A resident with a history of NSTEMI, Parkinson's disease, and atherosclerotic heart disease experienced multiple episodes of chest pain while under the care of the facility. The resident had physician orders for sublingual nitroglycerin to be administered every five minutes for up to three doses for chest pain, with instructions to notify the physician if pain persisted. On several occasions, nursing staff administered only one dose of nitroglycerin, documented the effect as 'Not Effective' or 'Somewhat Effective,' and failed to administer subsequent doses as ordered. Additionally, staff did not consistently reassess the resident's pain after administration, nor did they notify the physician or document the change in condition as required by facility policy. The facility also failed to monitor and document the resident's complaints of chest pain every shift for 72 hours following episodes of unrelieved pain, as outlined in their policy for changes in condition. There were delays in carrying out physician orders for diagnostic testing, including a stat EKG, which was performed several hours after being ordered. Furthermore, there was a significant delay in transferring the resident to an acute care hospital despite ongoing severe chest pain and abnormal vital signs, with emergency services not being called until hours after the resident's condition had deteriorated. Interviews with nursing staff revealed a lack of understanding and adherence to the physician's orders and facility protocols regarding the management of chest pain and notification of changes in condition. Staff admitted to not administering additional doses of nitroglycerin, not reassessing the resident, and not promptly notifying the physician or documenting the events. The resident ultimately suffered an acute myocardial infarction, was transferred to the hospital, and died after further cardiac events. The survey identified these failures as constituting Immediate Jeopardy due to the facility's noncompliance with professional standards of practice, care planning, and physician orders for the management of chest pain.

Removal Plan

  • LVN 1 and LVN 2 were provided a one-to-one re-education and training by the DON focusing on the proper evaluation of resident's change in condition (COC) particularly about residents experiencing chest pain, accurate administration of medications, timely notification of physicians, laboratory and diagnostic testing procedures (verifying that the vendor will perform the testing without delay) and appropriate documentation practices.

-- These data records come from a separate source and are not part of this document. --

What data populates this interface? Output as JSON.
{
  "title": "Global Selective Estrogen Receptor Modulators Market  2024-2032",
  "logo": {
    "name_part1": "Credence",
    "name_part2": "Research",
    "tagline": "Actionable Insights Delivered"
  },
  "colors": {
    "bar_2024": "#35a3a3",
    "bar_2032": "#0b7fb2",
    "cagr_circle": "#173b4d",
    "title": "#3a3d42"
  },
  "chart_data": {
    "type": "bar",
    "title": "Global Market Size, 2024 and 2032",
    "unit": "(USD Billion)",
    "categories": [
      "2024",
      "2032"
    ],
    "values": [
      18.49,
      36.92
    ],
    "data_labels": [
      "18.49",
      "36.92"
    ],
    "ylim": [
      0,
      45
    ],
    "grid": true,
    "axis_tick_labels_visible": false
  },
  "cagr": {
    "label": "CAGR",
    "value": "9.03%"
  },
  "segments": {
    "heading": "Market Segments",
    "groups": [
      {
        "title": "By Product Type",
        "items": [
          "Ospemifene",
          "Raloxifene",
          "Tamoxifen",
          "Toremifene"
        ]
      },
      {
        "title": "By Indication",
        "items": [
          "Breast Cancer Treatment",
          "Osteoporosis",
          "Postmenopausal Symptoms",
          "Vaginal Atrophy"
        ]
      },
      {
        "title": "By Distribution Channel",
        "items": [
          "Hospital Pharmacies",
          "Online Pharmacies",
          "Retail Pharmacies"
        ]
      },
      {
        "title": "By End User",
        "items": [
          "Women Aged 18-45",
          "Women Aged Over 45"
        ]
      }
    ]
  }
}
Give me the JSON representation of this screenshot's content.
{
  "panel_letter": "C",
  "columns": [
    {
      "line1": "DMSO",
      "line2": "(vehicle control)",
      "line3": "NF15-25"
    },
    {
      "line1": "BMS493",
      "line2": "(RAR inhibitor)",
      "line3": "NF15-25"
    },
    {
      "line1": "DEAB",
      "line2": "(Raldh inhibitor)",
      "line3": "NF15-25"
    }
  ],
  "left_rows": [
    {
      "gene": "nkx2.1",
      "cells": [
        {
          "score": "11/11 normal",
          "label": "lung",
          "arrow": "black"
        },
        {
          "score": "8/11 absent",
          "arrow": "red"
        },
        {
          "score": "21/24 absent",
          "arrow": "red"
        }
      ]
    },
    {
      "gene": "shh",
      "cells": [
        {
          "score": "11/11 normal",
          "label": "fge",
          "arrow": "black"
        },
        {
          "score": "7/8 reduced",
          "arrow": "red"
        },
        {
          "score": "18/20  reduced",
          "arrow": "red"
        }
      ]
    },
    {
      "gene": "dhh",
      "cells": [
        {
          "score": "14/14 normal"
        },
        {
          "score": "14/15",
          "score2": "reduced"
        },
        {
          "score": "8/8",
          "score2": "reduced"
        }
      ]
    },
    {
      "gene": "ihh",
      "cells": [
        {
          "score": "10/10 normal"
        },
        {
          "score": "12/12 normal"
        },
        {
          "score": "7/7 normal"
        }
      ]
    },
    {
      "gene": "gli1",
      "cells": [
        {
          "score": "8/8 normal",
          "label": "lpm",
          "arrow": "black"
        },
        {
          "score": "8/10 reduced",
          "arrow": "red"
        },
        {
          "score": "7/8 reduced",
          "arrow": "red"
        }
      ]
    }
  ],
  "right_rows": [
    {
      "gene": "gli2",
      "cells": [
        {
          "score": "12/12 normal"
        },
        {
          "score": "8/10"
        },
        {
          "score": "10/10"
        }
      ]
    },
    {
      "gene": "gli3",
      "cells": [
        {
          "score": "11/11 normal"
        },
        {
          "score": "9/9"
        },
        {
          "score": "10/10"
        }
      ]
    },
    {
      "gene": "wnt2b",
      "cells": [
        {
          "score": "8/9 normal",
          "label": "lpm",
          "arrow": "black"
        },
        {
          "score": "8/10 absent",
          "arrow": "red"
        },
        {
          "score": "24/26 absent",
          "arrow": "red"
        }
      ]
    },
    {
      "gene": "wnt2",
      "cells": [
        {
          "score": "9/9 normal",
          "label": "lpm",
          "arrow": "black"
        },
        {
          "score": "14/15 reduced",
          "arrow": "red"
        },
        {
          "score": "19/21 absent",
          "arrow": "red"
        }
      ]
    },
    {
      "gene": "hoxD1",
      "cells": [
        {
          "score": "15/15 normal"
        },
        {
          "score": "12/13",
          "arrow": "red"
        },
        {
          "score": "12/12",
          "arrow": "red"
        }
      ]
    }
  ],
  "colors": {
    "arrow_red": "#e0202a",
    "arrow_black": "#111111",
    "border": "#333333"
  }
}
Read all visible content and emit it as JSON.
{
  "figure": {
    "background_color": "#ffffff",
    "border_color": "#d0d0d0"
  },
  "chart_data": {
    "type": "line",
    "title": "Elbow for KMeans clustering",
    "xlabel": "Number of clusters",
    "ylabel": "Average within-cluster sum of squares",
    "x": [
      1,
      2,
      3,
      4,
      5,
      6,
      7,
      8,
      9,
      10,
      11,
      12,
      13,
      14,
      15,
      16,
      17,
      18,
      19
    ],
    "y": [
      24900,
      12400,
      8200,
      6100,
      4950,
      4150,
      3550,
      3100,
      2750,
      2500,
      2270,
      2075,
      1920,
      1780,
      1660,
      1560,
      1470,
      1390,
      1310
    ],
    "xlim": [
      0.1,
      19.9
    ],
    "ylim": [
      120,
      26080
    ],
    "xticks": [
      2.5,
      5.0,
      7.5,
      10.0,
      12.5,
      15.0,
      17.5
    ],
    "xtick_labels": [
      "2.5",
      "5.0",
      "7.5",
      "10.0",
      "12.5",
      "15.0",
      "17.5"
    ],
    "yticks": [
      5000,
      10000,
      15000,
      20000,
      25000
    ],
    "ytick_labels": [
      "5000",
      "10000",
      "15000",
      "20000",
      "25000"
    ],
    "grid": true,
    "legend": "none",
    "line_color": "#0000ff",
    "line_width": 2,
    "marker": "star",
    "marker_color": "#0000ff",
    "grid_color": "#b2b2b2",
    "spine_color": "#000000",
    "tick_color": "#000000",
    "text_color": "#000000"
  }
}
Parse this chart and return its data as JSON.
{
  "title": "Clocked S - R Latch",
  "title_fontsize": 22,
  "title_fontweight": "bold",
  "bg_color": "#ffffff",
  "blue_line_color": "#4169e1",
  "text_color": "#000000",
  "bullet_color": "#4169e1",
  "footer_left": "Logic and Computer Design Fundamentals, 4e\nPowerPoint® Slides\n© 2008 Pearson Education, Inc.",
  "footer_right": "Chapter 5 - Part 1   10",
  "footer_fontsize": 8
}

  • The DON and the Registered Nurse Supervisor evaluated all other 9 residents who were receiving Nitroglycerin for any change in condition (COC).
  • The facility would designate RN or Nursing Supervisor to evaluate residents experiencing a COC, particularly chest pain, to ensure timely and appropriate interventions.
  • The DON initiated daily morning meetings for COC audits, focusing on residents with chest pain, diagnosis of NSTEMI or with prescribed nitroglycerin.
  • The DON will initiate in-services for all licensed nurses (LN) for proper evaluation of residents' change in condition, with an emphasis on residents experiencing chest pain, diagnosed with NSTEMI, and prescribed nitroglycerin. The Inservice will be repeated quarterly, and incorporated into the orientation program for newly-hired LN.